We’ve come a long way since Truman. Former presidents of both parties now routinely cash in on the office after leaving it, and people shrug at it as simple free-market activity. Presidential memoirs used to be the big payday, but now the speaking circuit holds just as much promise for quick cash from vested interests. Obama isn’t the first to discover this, nor the most egregious example. Bill Clinton wins that title, having spent $16 million in taxpayer money on his expenses and pension in as many years — while racking up perhaps more than $200 million in income over the same period. Clinton was so notorious that the New York Times editorial board was castigating him a decade ago and demanding changes in the “lavish pension” former presidents receive:

Today former presidents receive a lavish pension — $186,000, increased yearly — payable as soon as they depart the White House, regardless of their age. In addition, former chief executives are granted hundreds of thousands of dollars in annual staff, office and travel allowances. For fiscal year 2007, Clinton will receive approximately $1.16 million from the U.S. Treasury — his telephone stipend alone will come to $77,000. All former presidents are also entitled to free, round-the-clock Secret Service protection for themselves and their families. The cost of providing security for previous “first families” is estimated at $20 million a year.

According to the National Taxpayers Union, Clinton will reap a lifetime pension payout of more than $7 million, assuming a normal lifespan. The senior George Bush can expect to bank more than $3 million; for Carter, the total will likely top $4 million.


Few begrudge the Secret Service protection. Congress briefly capped it at 10 years in 1997 but repealed the limit shortly afterward, perhaps with Saddam Hussein’s nutty assassination plot of retired president George H. W. Bush in mind. Bush has outlived Hussein by a decade or so already, but the incident reminded everyone that former presidents remain high-profile targets.

However, this editorial demonstrates how insane the spending has become, especially regarding Bill Clinton. He has actually soaked up more than double the 2007 projection of lifetime costs just ten years later. There’s no indication that Obama plans spending on that scale, but we’re still in the early days of his retirement.

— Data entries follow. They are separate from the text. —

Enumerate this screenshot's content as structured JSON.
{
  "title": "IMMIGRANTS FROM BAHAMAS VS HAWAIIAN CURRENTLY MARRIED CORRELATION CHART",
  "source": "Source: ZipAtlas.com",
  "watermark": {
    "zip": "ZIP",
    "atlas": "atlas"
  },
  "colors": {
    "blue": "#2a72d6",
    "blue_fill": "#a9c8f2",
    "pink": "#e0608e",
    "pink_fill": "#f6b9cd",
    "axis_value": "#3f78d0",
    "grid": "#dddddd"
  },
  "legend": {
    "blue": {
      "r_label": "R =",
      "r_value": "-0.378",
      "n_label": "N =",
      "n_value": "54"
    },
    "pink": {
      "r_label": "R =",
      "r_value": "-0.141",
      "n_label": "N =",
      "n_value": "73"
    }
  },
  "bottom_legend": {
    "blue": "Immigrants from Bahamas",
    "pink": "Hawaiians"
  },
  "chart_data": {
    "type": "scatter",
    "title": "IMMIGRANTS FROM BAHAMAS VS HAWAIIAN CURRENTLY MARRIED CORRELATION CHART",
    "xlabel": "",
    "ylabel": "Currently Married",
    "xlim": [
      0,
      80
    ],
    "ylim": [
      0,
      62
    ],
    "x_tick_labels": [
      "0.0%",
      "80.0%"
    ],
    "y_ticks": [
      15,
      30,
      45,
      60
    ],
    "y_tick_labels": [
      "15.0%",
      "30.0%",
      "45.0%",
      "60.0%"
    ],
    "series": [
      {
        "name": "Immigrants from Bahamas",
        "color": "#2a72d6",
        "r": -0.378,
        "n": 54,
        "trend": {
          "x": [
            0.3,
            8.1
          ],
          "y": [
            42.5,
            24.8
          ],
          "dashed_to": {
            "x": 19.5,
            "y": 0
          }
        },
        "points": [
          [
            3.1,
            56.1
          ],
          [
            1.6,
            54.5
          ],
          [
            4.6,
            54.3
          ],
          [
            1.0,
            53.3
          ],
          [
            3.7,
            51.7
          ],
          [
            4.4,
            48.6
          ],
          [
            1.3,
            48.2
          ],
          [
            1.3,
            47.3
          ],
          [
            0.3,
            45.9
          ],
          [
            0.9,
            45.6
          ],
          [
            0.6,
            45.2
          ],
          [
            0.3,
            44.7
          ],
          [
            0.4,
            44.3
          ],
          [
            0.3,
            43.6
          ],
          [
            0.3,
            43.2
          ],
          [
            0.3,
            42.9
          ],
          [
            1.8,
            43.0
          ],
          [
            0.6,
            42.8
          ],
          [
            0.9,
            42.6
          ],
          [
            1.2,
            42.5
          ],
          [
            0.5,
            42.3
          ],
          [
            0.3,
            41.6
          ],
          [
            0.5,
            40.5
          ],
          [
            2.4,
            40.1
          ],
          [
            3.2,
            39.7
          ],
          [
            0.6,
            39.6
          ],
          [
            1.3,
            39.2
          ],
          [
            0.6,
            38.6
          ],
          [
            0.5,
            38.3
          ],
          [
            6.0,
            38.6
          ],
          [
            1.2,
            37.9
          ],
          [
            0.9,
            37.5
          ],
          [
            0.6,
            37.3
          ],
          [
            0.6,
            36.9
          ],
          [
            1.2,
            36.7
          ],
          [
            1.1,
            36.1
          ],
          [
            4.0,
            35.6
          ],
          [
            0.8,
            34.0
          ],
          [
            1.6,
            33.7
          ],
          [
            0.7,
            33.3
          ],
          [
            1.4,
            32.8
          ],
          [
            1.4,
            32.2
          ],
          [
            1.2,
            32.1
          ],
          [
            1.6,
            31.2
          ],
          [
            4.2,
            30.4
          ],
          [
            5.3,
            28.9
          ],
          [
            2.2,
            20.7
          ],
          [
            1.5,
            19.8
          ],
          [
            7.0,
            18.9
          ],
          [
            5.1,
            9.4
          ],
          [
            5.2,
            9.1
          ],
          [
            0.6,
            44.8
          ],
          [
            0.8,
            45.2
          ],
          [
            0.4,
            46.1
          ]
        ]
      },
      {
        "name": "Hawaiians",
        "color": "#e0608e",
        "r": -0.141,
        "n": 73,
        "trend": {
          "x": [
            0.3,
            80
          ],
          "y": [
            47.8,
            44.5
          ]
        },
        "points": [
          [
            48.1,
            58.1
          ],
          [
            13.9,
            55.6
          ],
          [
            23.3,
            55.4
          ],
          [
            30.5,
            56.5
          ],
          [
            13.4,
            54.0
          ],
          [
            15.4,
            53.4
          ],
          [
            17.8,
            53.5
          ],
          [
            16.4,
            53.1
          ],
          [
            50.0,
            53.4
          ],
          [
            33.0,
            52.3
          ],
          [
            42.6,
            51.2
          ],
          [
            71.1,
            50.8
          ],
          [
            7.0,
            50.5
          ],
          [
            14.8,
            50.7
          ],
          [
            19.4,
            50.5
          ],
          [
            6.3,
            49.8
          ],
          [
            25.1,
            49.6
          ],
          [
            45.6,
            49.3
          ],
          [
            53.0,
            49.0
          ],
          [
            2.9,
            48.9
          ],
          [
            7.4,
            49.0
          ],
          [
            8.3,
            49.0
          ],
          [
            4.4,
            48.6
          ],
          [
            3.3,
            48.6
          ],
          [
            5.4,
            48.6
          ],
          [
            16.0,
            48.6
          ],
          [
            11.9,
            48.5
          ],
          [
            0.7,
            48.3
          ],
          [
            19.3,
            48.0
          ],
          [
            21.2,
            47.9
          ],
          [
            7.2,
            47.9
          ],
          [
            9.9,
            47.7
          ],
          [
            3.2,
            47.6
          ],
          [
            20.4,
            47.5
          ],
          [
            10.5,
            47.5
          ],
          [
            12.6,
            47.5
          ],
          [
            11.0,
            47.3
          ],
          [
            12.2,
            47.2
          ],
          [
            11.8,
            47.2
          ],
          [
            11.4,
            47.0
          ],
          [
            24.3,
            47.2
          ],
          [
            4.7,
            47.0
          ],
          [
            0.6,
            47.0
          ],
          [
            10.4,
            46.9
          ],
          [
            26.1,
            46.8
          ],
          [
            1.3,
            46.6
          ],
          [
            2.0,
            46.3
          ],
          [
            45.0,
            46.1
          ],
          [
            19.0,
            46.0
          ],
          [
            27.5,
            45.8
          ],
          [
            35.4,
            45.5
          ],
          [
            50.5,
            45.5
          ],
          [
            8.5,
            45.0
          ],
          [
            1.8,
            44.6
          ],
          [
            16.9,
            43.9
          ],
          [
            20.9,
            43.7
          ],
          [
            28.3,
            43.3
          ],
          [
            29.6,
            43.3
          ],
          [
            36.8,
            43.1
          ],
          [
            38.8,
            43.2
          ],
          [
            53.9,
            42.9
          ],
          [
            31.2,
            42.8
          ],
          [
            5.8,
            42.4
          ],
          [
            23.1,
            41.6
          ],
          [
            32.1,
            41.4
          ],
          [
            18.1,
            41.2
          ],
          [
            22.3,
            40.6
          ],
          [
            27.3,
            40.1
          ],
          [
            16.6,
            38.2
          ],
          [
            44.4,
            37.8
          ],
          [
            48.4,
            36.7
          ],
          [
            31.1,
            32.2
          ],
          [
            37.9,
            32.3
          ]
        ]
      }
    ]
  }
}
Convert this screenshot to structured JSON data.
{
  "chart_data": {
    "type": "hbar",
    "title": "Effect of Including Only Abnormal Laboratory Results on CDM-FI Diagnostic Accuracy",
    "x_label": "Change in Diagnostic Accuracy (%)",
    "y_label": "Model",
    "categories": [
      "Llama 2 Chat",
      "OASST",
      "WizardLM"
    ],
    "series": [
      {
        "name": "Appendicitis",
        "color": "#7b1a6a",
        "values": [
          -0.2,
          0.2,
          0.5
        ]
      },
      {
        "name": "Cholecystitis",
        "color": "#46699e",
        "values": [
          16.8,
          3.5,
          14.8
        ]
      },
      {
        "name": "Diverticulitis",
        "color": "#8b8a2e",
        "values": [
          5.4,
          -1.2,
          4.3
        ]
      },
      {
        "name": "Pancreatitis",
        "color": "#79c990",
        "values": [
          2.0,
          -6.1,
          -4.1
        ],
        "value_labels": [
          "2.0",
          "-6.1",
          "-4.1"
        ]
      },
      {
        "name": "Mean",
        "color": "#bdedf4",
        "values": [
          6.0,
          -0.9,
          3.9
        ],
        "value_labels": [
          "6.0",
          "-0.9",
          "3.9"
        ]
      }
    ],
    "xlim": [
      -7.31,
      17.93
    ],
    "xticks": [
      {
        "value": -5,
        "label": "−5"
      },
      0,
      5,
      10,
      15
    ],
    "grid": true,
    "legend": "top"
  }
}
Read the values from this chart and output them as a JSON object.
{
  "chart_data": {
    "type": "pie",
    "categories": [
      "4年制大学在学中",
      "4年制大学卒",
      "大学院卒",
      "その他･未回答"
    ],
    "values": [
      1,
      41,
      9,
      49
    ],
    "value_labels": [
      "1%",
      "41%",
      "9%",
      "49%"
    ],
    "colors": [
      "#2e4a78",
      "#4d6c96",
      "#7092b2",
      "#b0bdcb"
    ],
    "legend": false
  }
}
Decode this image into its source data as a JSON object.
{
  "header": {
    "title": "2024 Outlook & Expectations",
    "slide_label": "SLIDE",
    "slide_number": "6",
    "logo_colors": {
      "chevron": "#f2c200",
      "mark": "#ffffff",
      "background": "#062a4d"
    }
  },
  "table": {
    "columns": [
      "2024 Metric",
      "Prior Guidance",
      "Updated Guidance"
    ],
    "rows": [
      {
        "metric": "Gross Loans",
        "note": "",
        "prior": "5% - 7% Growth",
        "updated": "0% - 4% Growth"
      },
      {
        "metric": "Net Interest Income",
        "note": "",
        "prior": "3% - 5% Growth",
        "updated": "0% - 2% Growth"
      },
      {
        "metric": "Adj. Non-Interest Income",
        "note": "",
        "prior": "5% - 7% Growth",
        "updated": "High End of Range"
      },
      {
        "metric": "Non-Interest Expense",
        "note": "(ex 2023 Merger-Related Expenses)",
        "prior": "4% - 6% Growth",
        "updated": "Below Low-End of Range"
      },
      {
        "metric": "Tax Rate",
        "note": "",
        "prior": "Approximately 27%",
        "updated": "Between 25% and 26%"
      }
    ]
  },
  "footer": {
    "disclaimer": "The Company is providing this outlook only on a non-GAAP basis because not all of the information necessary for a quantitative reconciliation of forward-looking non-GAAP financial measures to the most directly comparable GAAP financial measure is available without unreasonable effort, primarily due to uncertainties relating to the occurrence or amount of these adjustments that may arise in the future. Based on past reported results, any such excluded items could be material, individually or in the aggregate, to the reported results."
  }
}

The only thing that’s changed since is the pension itself, indexed upward to $200,000. Chaffetz and Ernst tried to reform the system last year in a bill that passed with bipartisan support, but Obama vetoed it, claiming it would harm former federal workers. Those would be the workers who began serving former presidents, of course:

“It would impose onerous and unreasonable burdens on the offices of former presidents, including by requiring the General Services Administration to immediately terminate salaries and benefits of office employees and to remove furnishings and equipment from offices,” Obama wrote in his veto message.

He added that he would be open to reconsidering a revamped version of the bill if it addressed his concerns.


The best way to address this would be to stop paying office expenses right up front. Former presidents have plenty of income potential to pay for their own operations. A pension is not unreasonable, but neither is a means test to spare taxpayers the cost if it’s unnecessary.

Would it be fair to apply this retroactively to the current retirees? We have five at the moment — Jimmy Carter, the two Bushes, Clinton, and Obama — who would have to recalculate their financial commitments if those changes were made, but all except Carter have the means to do so. The pension isn’t a contract, and Congress should be able to allocate taxpayer funds as it sees fit otherwise. Politically, though, it probably will be easier to follow the tradition in presidential pension legislation and apply it only to future presidents. However, a limit on expenses applied immediately is not unreasonable, and in fact is long overdue — by about ten years.

Update: Forgot the link to USA Today, and added it in the edit. Also, cleaned up some ambiguous and incomplete thoughts in the middle two paragraphs.